KINGSTON -- Disciplinary action is expected to be taken in Luzerne County against a 911 dispatcher who sent emergency crews to the wrong house last week.
This is the second time this has happened this year and the second time the incident ended in a death.
We expected action to be taken against a dispatcher Monday but, so far that hasn't happened.
A woman in Kingston learned from us that someone from the 911 center sent an ambulance crew to the wrong house, and she believes the mistake may have cost her brother a chance to survive a heart attack.
The family living at a Gates Avenue home in Kingston hoped the holidays might bring needed cheer. But they tell us on Thanksgiving morning, Vincent Marcario, 46, was upstairs complaining of chest pains. He struggled to breathe.
"When I realized it was an oxygen problem, and that his heart was in trouble, I called 911 immediately," said the victim's sister Mary Hays.
Hays says she told the dispatcher at the Luzerne County 911 center that her home was near Kirby Park.
But instead of sending an ambulance to Gates Avenue in Kingston, sources say a dispatcher sent a crew to Gates Street in Wilkes-Barre, to the other side of the Susquehanna River, where there was no emergency Thanksgiving morning.

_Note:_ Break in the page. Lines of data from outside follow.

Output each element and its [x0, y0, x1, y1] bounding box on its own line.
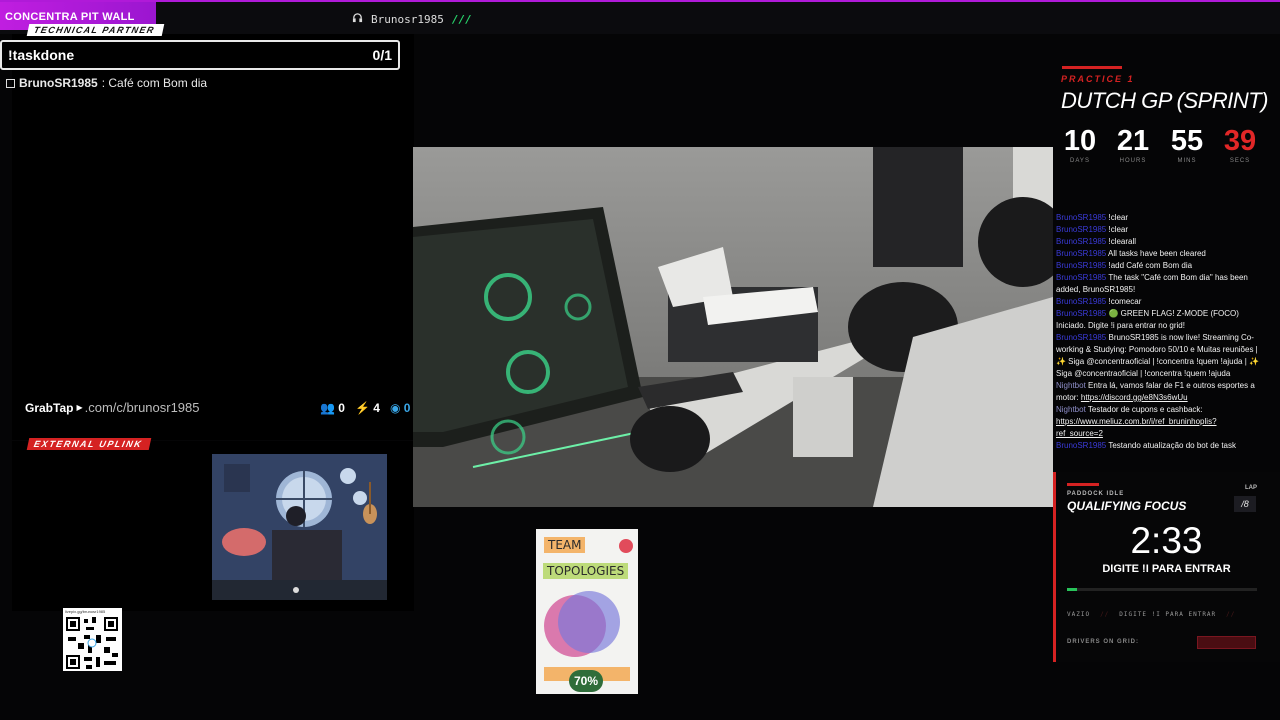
chat-text: !clear	[1108, 225, 1129, 234]
chat-text: Testador de cupons e cashback:	[1087, 405, 1203, 414]
external-uplink-video[interactable]	[212, 454, 387, 600]
chat-text: Testando atualização do bot de task	[1108, 441, 1236, 450]
chat-message: BrunoSR1985 !comecar	[1056, 296, 1262, 308]
live-icon: ◉	[389, 401, 401, 415]
grabtap-stats: 👥 0 ⚡ 4 ◉ 0	[320, 401, 410, 415]
qualifying-lap-label: LAP	[1245, 485, 1257, 491]
headphones-icon	[352, 12, 363, 26]
book-title-line2: TOPOLOGIES	[543, 563, 629, 579]
chat-username: BrunoSR1985	[1056, 225, 1109, 234]
chat-message: BrunoSR1985 !clear	[1056, 212, 1262, 224]
countdown-days: 10 DAYS	[1063, 125, 1097, 164]
task-count: 0/1	[372, 47, 392, 63]
f1-gp-title: DUTCH GP (SPRINT)	[1061, 88, 1269, 113]
book-cover: TEAM TOPOLOGIES 70%	[536, 529, 638, 694]
tech-partner-label: TECHNICAL PARTNER	[26, 24, 165, 36]
chat-message: BrunoSR1985 All tasks have been cleared	[1056, 248, 1262, 260]
task-text: : Café com Bom dia	[101, 76, 208, 90]
qualifying-title: QUALIFYING FOCUS	[1067, 499, 1187, 513]
task-command: !taskdone	[8, 47, 75, 63]
qualifying-progress-fill	[1067, 588, 1077, 591]
chat-username: BrunoSR1985	[1056, 213, 1109, 222]
chat-message: BrunoSR1985 BrunoSR1985 is now live! Str…	[1056, 332, 1262, 380]
qualifying-timer: 2:33	[1130, 520, 1203, 561]
chat-username: BrunoSR1985	[1056, 309, 1109, 318]
grabtap-url: .com/c/brunosr1985	[84, 400, 200, 415]
qualifying-status: VAZIO // DIGITE !I PARA ENTRAR //	[1067, 611, 1235, 618]
grabtap-link[interactable]: GrabTap ▶ .com/c/brunosr1985	[25, 400, 200, 415]
qualifying-drivers: DRIVERS ON GRID:	[1067, 639, 1140, 645]
chat-username: BrunoSR1985	[1056, 441, 1109, 450]
qualifying-status-left: VAZIO	[1067, 611, 1091, 618]
chat-text: !add Café com Bom dia	[1108, 261, 1193, 270]
bolts-stat: ⚡ 4	[354, 401, 380, 415]
chat-message: BrunoSR1985 Testando atualização do bot …	[1056, 440, 1262, 452]
qualifying-paddock: PADDOCK IDLE	[1067, 491, 1125, 497]
chat-message: BrunoSR1985 !clear	[1056, 224, 1262, 236]
qualifying-status-right: DIGITE !I PARA ENTRAR	[1119, 611, 1217, 618]
chat-feed: BrunoSR1985 !clear BrunoSR1985 !clear Brun…	[1056, 212, 1262, 452]
countdown-secs: 39 SECS	[1223, 125, 1257, 164]
book-circle	[558, 591, 620, 653]
chat-username: BrunoSR1985	[1056, 237, 1109, 246]
chat-text: !clear	[1108, 213, 1129, 222]
chat-link[interactable]: https://www.meliuz.com.br/i/ref_bruninho…	[1056, 417, 1217, 438]
now-playing-slashes: ///	[451, 12, 472, 26]
countdown-mins: 55 MINS	[1170, 125, 1204, 164]
qualifying-progress-bar	[1067, 588, 1257, 591]
book-progress-badge: 70%	[569, 670, 603, 692]
chat-username: BrunoSR1985	[1056, 261, 1109, 270]
now-playing-channel: Brunosr1985	[371, 12, 444, 26]
users-icon: 👥	[320, 401, 335, 415]
live-stat: ◉ 0	[389, 401, 411, 415]
status-separator: //	[1226, 611, 1236, 618]
chat-text: !clearall	[1108, 237, 1137, 246]
chat-link[interactable]: https://discord.gg/e8N3s6wUu	[1081, 393, 1188, 402]
task-checkbox[interactable]	[6, 78, 15, 88]
task-panel	[12, 34, 414, 440]
chat-username: BrunoSR1985	[1056, 249, 1109, 258]
task-item[interactable]: BrunoSR1985: Café com Bom dia	[6, 76, 207, 90]
chat-username: Nightbot	[1056, 381, 1089, 390]
f1-session: PRACTICE 1	[1061, 74, 1135, 84]
chat-message: BrunoSR1985 !clearall	[1056, 236, 1262, 248]
status-separator: //	[1100, 611, 1110, 618]
chat-username: BrunoSR1985	[1056, 297, 1109, 306]
task-user: BrunoSR1985	[19, 76, 98, 90]
qualifying-accent-line	[1067, 483, 1099, 486]
chat-message: BrunoSR1985 🟢 GREEN FLAG! Z-MODE (FOCO) …	[1056, 308, 1262, 332]
chat-message: Nightbot Testador de cupons e cashback: …	[1056, 404, 1262, 440]
qualifying-join-button[interactable]	[1197, 636, 1256, 649]
chat-message: Nightbot Entra lá, vamos falar de F1 e o…	[1056, 380, 1262, 404]
qualifying-hint: DIGITE !I PARA ENTRAR	[1102, 563, 1231, 575]
webcam-feed	[413, 147, 1053, 507]
top-bar	[0, 0, 1280, 34]
chat-username: BrunoSR1985	[1056, 273, 1109, 282]
bolt-icon: ⚡	[354, 401, 370, 415]
grabtap-logo: GrabTap	[25, 400, 74, 415]
countdown-hours: 21 HOURS	[1116, 125, 1150, 164]
chat-username: BrunoSR1985	[1056, 333, 1109, 342]
chat-text: !comecar	[1108, 297, 1142, 306]
qr-code[interactable]: livepix.gg/brunosr1985	[63, 608, 122, 671]
chat-message: BrunoSR1985 The task "Café com Bom dia" …	[1056, 272, 1262, 296]
f1-accent-line	[1062, 66, 1122, 69]
grabtap-logo-icon: ▶	[76, 403, 83, 412]
viewers-stat: 👥 0	[320, 401, 345, 415]
qualifying-lap-value: /8	[1234, 496, 1256, 512]
chat-message: BrunoSR1985 !add Café com Bom dia	[1056, 260, 1262, 272]
chat-text: All tasks have been cleared	[1108, 249, 1206, 258]
book-title-line1: TEAM	[544, 537, 586, 553]
book-dot	[619, 539, 633, 553]
external-uplink-label: EXTERNAL UPLINK	[26, 438, 152, 450]
chat-username: Nightbot	[1056, 405, 1088, 414]
task-header: !taskdone 0/1	[0, 40, 400, 70]
now-playing: Brunosr1985 ///	[352, 12, 472, 26]
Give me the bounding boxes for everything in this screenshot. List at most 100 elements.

After the apparent mistake, the dispatcher eventually got an ambulance crew to Kingston, but the mistake cost precious time.
"It was at least 20 minutes. I mean it seemed like forever, especially doing CPR," said Hays.
By that time, Hays says, her brother lost consciousness, and he never regained it.
"To find out they could have been here and they would have been here, that's upsetting. My brother was a young man."
Vincent Marcario was 46.
When we tried to get a comment from the Luzerne County 911 center in Hanover Township, we were told there are no comments.
Fred Rosencrans, the Luzerne county 911 director, later confirmed the dispatcher's apparent mistake is being investigated.
And this isn't the first investigation of its kind.
Earlier this year, a Luzerne County 911 operator was fired after sending a crew to Conyngham borough near West Hazleton while a home burned in Conyngham Township in Mocanaqua, killing the woman inside.
In both cases, the mistake cost emergency crews precious minutes.
"I know mistakes happen, but my brother was only 46," Hays added.
Mary Hays says she would hate to see a dispatcher lose his or her job, during the holidays, but she says this mistake hurts deeply, and she will always wonder and never know if her brother would have survived if the 911 operator got an ambulance to right address.